A novel approach to SARS Cov-2 classification

Abstract

This paper presents an approach for clustering of particular SARS-CoV-2 protein types based on Codon Usage (CU) bias measures. Our previous research has shown that clustering based on CU bias measures is very close to the natural clustering by protein type, regardless of virus affiliation. Relative Synonymous Codon Usage, RSCU, Effective Number of Codons, ENC along with Effective Number of Codons for individual AAc, ENCAA and Relative Codon Bias Strength, RCBS were calculated to measure the CU bias in different proteins coding sequences. The dataset contains 928.850 SARS-CoV-2 complete virus isolates with non-ambiguous nucleotide sequences. It contains 1.145.168 unique (out of a total of 15.564.504) protein nucleotide sequences and the corresponding AAc sequences. Protein coding sequences are associated with metadata, including the collection date and the WHO virus strain annotation.

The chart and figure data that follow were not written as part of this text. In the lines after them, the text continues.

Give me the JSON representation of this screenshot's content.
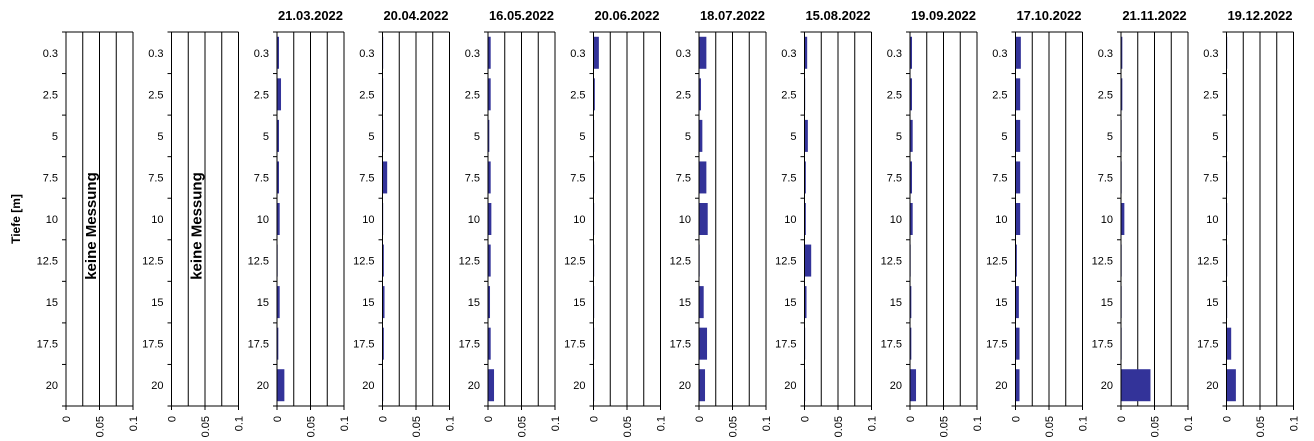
{
  "chart_data": {
    "type": "bar",
    "orientation": "horizontal",
    "ylabel": "Tiefe [m]",
    "depths": [
      "0.3",
      "2.5",
      "5",
      "7.5",
      "10",
      "12.5",
      "15",
      "17.5",
      "20"
    ],
    "xlim": [
      0,
      0.1
    ],
    "xticks": [
      "0",
      "0.05",
      "0.1"
    ],
    "bar_color": "#333399",
    "panels": [
      {
        "title": "",
        "note": "keine Messung",
        "values": []
      },
      {
        "title": "",
        "note": "keine Messung",
        "values": []
      },
      {
        "title": "21.03.2022",
        "note": "",
        "values": [
          0.003,
          0.006,
          0.003,
          0.003,
          0.004,
          0.001,
          0.004,
          0.002,
          0.011
        ]
      },
      {
        "title": "20.04.2022",
        "note": "",
        "values": [
          0.001,
          0.001,
          0.001,
          0.007,
          0.001,
          0.002,
          0.003,
          0.002,
          0.001
        ]
      },
      {
        "title": "16.05.2022",
        "note": "",
        "values": [
          0.004,
          0.004,
          0.002,
          0.004,
          0.005,
          0.004,
          0.003,
          0.004,
          0.009
        ]
      },
      {
        "title": "20.06.2022",
        "note": "",
        "values": [
          0.008,
          0.002,
          0.001,
          0.001,
          0.001,
          0.001,
          0.001,
          0.001,
          0.001
        ]
      },
      {
        "title": "18.07.2022",
        "note": "",
        "values": [
          0.011,
          0.003,
          0.005,
          0.011,
          0.013,
          0.001,
          0.007,
          0.012,
          0.009
        ]
      },
      {
        "title": "15.08.2022",
        "note": "",
        "values": [
          0.004,
          0.001,
          0.005,
          0.002,
          0.002,
          0.01,
          0.003,
          0.001,
          0.001
        ]
      },
      {
        "title": "19.09.2022",
        "note": "",
        "values": [
          0.003,
          0.003,
          0.004,
          0.003,
          0.004,
          0.001,
          0.002,
          0.002,
          0.009
        ]
      },
      {
        "title": "17.10.2022",
        "note": "",
        "values": [
          0.008,
          0.007,
          0.007,
          0.007,
          0.007,
          0.002,
          0.005,
          0.006,
          0.006
        ]
      },
      {
        "title": "21.11.2022",
        "note": "",
        "values": [
          0.002,
          0.002,
          0.001,
          0.001,
          0.005,
          0.001,
          0.001,
          0.001,
          0.044
        ]
      },
      {
        "title": "19.12.2022",
        "note": "",
        "values": [
          0.001,
          0.001,
          0.001,
          0.001,
          0.001,
          0.001,
          0.001,
          0.007,
          0.014
        ]
      }
    ]
  }
}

Protein coding sequences within the same type (for each of the 12 most abundant types) were clustered. Different clustering algorithms (BIRCH, Kohonen Neural Network, fuzzy and probabilistic clustering) were performed for clustering proteins based on RSCU, ENC and RCBS with a variable number of clusters. WHO group annotations were used for additional cluster description. Most clusters in all results are homogeneous (with a maximum size of about 19-35% of the input material) and are almost pure related to specific WHO group. Each result contains one or two small cardinality heterogeneous clusters with mixed WHO groups. These heterogeneous clusters likely denotes proteins (isolates) that were present at the transition between the two WHO groups. Combining results from different clustering algorithms the membership to WHO groups of SARS-CoV-2 proteins can be described with very high accuracy using protein clustering based on the results of CU bias measures.